Die Erwartungen waren enstprechend hoch und ich hatte große Angst vor einer Enttäuschung, da Geschmäcker ja bekanntlich verschieden sind und ich mich bei meinem Spontankauf nur von einer mir unbekannten Person habe leiten lassen. Aber bereits nach wenigen Seiten wusste ich: Nein, Connie Palmen wird mich nicht enttäuschen. Ihre Art zu Schreiben hat mich sofort fasziniert: Einerseits erfrischend ehrlich, ohne blumige Metaphern, ohne die üblichen Klischees einer Liebesgeschichte zu bedienen; andererseits mitreißend, voller Gefühl und Leidenschaft. Ein Widerspruch? Nicht mehr als die Beziehung von Ischa und Connie zu sein scheint. Die Autorin schildert im Großteil ihres Buches wie ihre Liebe zu Ischa entstand und sich festigte. Dabei verzichtet sie komplett auf die Erwähnung bzw. Schilderung sexueller Handlungen, was für eine Liebesgeschiche eher ungewöhnlich ist, für mich aber den speziellen Reiz dieses Buches ausmacht. Denn trotzdem oder gerade deshalb ist es eine sehr, sehr intime Geschichte, die sie erzählt. Gerade weil sie auf Klischees wie Dinner bei Kerzenschein, Liebesschwüre und Bettszenen verzichtet, kommt man den Protagonisten so nah wie in kaum einem anderen Buch, denn hier werden die ehrlichen Details einer Beziehung offenbart inklusive Fehltritten, Streitereien, Zweifeln, aber eben auch viele inniger Momente einer leidenschaftlichen Liebe.
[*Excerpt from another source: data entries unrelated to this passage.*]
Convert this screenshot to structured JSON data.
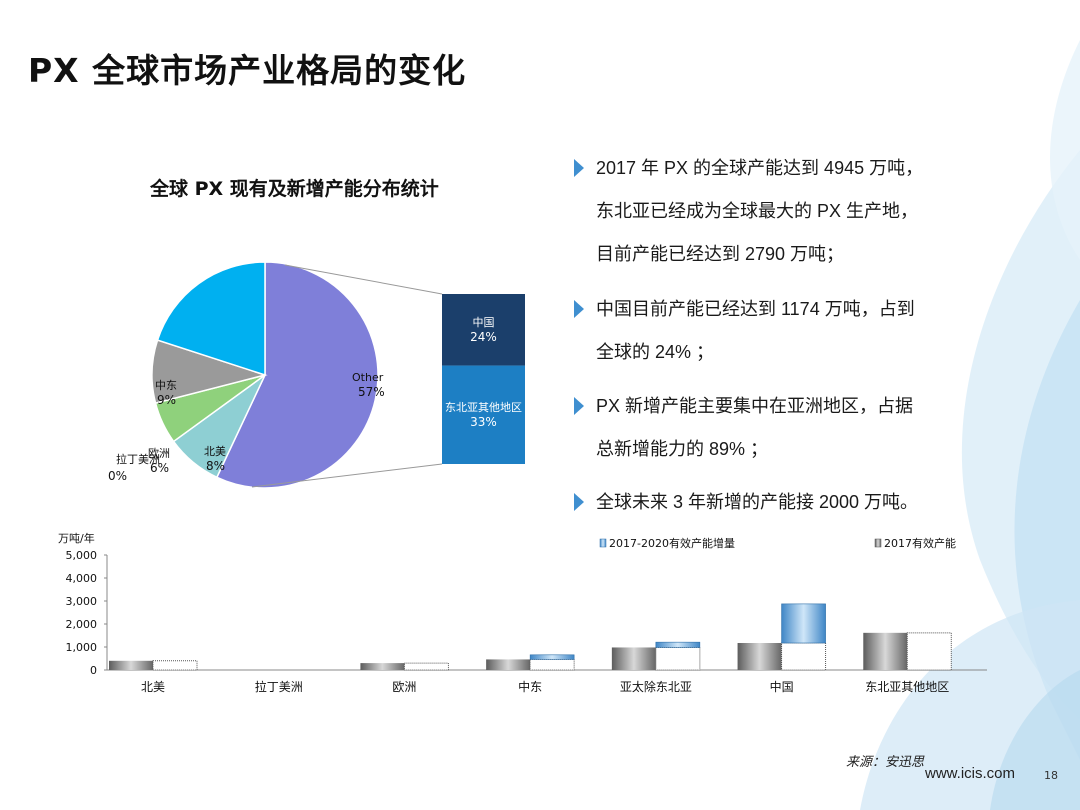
{
  "slide": {
    "title": "PX 全球市场产业格局的变化",
    "source": "来源：安迅思",
    "website": "www.icis.com",
    "page_number": "18"
  },
  "bullets": [
    {
      "lines": [
        "2017 年 PX 的全球产能达到 4945 万吨，",
        "东北亚已经成为全球最大的 PX 生产地，",
        "目前产能已经达到 2790 万吨；"
      ]
    },
    {
      "lines": [
        "中国目前产能已经达到  1174 万吨，占到",
        "全球的 24% ；"
      ]
    },
    {
      "lines": [
        "PX 新增产能主要集中在亚洲地区，占据",
        "总新增能力的 89% ；"
      ]
    },
    {
      "lines": [
        "全球未来 3 年新增的产能接 2000 万吨。"
      ]
    }
  ],
  "colors": {
    "accent": "#3f8fd0",
    "other": "#7f7fd9",
    "north_america": "#8ecfd3",
    "europe": "#8fd17c",
    "latam": "#ffffff",
    "mideast": "#9a9a9a",
    "asia_other": "#00b0f0",
    "china": "#1b3f6b",
    "ne_asia_other": "#1d7fc4"
  },
  "chart_data": [
    {
      "type": "pie",
      "title": "全球 PX 现有及新增产能分布统计",
      "slices": [
        {
          "label": "Other",
          "value": 57,
          "display": "57%",
          "color_key": "other"
        },
        {
          "label": "北美",
          "value": 8,
          "display": "8%",
          "color_key": "north_america"
        },
        {
          "label": "欧洲",
          "value": 6,
          "display": "6%",
          "color_key": "europe"
        },
        {
          "label": "拉丁美洲",
          "value": 0,
          "display": "0%",
          "color_key": "latam"
        },
        {
          "label": "中东",
          "value": 9,
          "display": "9%",
          "color_key": "mideast"
        },
        {
          "label": "亚太除东北亚",
          "value": 20,
          "display": "",
          "color_key": "asia_other"
        }
      ],
      "breakout": [
        {
          "label": "中国",
          "value": 24,
          "display": "24%",
          "color_key": "china"
        },
        {
          "label": "东北亚其他地区",
          "value": 33,
          "display": "33%",
          "color_key": "ne_asia_other"
        }
      ]
    },
    {
      "type": "bar",
      "ylabel": "万吨/年",
      "ylim": [
        0,
        5000
      ],
      "yticks": [
        0,
        1000,
        2000,
        3000,
        4000,
        5000
      ],
      "ytick_labels": [
        "0",
        "1,000",
        "2,000",
        "3,000",
        "4,000",
        "5,000"
      ],
      "categories": [
        "北美",
        "拉丁美洲",
        "欧洲",
        "中东",
        "亚太除东北亚",
        "中国",
        "东北亚其他地区"
      ],
      "series": [
        {
          "name": "2017有效产能",
          "values": [
            400,
            0,
            300,
            460,
            980,
            1174,
            1616
          ]
        },
        {
          "name": "2017-2020有效产能增量",
          "values": [
            0,
            0,
            0,
            200,
            230,
            1700,
            0
          ]
        }
      ],
      "legend": [
        "2017-2020有效产能增量",
        "2017有效产能"
      ]
    }
  ]
}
Im zweiten (wesentlich kürzerem) Teil, dessen Ende man entweder durch die realen Ereignisse oder den Klappentext bereits kennt, erzählt die Autorin vom plötzlichen Tod Ischas, der ihr völlig den Boden unter den Füßen wegreißt. Dieser Teil ist so voller Schmerz und Traurigkeit, das er wirklich nur schwer zu ertragen ist und trotzdem habe ich ihn gern gelesen, weil man auf jeder Seite, in jeder Zeile Connie Palmens tiefe Liebe zu Ischa spürt. Es ist nicht leicht derart authentisch über den Verlust eines geliebten Menschen zu schreiben ohne sich in Phrasen zu verlieren. Hier gelingt das auf ganz außergewöhnliche Weise, die mich tief berührt und beeindruckt hat.

Ich will mir gar nicht vorstellen, wie viel Kraft und Mut es Connie Palmen gekostet haben muss, ihre persönliche Geschichte im Nachhinein aufzuschreiben. All diese Auf und Abs mit dem schlimmsten aller Ende nochmals durchzuleben, scheint mir in Anbetracht des Gelesenen eine fast unmenschliche Aufgabe. Und doch bin ich sehr froh und dankbar, dass sie es getan hat: für sich und ihre Leser.

Mein Fazit:

“I.M.” von Connie Palmen ist nicht nur die authentische, ungeschönte Geschichte einer intensiven Liebe zwischen zwei starken Künstler-Persönlichkeiten; sie ist gleichzeitig auch eine sehr ernsthafte Auseinandersetzung mit der Endlichkeit des Lebens, die ungeschönte und tiefe Gefühle auf anspruchsvolle Weise preisgibt. Für mich ist “I.M.” eines der besten Bücher, welches ich dieses Jahr gelesen habe und eines jener Bücher, das nachhaltig im Kopf bleibt.